Chancellor's analysis of 1980s robbers neatly overlooked S&L looters, junk bond dealers, corporate takeover artists and his boss, General Electric - owner of NBC - which helped write the 1981 corporate tax law that slashed its own taxes to below zero.

Clinton's plan would raise taxes on Social Security benefits of couples with combined incomes above $32,000 and individuals above $25,000. Such seniors were referred to by reporters as "well-to-do." Sixteen thousand dollars each for grandma and for grandpa hardly makes them "well-to-do."

Given media vitriol aimed at "greedy" seniors, much of the public may not realize that Social Security benefits are the main sustenance of most elderly Americans, and all that keeps a third of them above the poverty line.

Advocates for seniors - far less visible in the media than "geezer-bashers" - warn that "means testing" of Social Security recipients would transform this popular insurance system into a welfare program vulnerable to further cuts. Rather than monkey with Social Security to exclude well-off seniors, these advocates call for increasing taxes on all wealthy Americans - young, middle-aged or elderly.

-- Overlooking Pentagon Largess - News reports have referred to "deep defense cuts" in Clinton's economic plan. Many Americans might be surprised to learn that Clinton's first-year budget reflects only a 4-percent reduction from George Bush's proposed military funding - mostly through trimming personnel and a salary freeze.

Costly weapons systems, many developed to fight a Soviet Union that no longer exists, remain in the budget virtually untouched. Treasury Secretary Lloyd Bentsen - known as "Loophole Lloyd" - is credited with saving Star Wars, the V-22 Osprey aircraft (which Bush's Defense Department tried to cancel) and other expensive projects important to Texas. It was reported in Defense News, but not in big media, that Defense Secretary Les Aspin actually rejected budget cuts proposed by the Army and Air Force.

Day after day, TV pundits regularly beseech politicians to "take on entitlements and Social Security" to reduce the deficit. Rarely does anyone on TV demand deficit-reducing cuts in the post-Cold War military.

-- Soothe-the-Rich - While polls show that raising taxes on the wealthy is overwhelmingly popular, that's not the case among powerful pundits - who attack Clinton's small, loophole-ridden tax increases on the wealthy as "soak the rich" tactics. After the 1992 election, ABC's David Brinkley told a trucking industry group that raising taxes on the well-to-do was a "sick, stupid joke."

Even full implementation of Clinton's income-tax hikes on rich Americans would still leave them among the lowest-taxed in the advanced industrial countries. But the whining by the megapundits does make certain selfish sense. They're in the top income brackets themselves: George Will's income is a reported $1.5 million yearly, according to the new book on the pundits called "Sound and Fury," and election filing showed Patrick Buchanan made over $800,000 in 1991.

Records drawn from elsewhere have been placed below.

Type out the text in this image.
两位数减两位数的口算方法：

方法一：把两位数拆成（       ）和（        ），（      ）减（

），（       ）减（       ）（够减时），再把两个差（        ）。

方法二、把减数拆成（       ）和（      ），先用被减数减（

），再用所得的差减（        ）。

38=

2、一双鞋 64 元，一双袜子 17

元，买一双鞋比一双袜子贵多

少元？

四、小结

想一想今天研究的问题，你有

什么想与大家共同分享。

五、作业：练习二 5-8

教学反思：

-- Decrying "Class War" - A Washington Post news article (headlined "Is Clinton Pitting Class Against Class?") spoke of Clinton's "soak the rich" desires and his "populist provisions" - such as a curb on corporate deductions for country club dues. During the 1980s, when changes in the tax code abetted one of the most dramatic transfers of wealth from one class to another - that is, from working class Americans to the rich - it's hard to find a news story headlined: "Is Reagan Pitting Class Against Class?"

National media should do some re-budgeting of their own: Trim away biases that support wealthy interests, and increase expenditures to cover the economic interests of poor and middle-income Americans.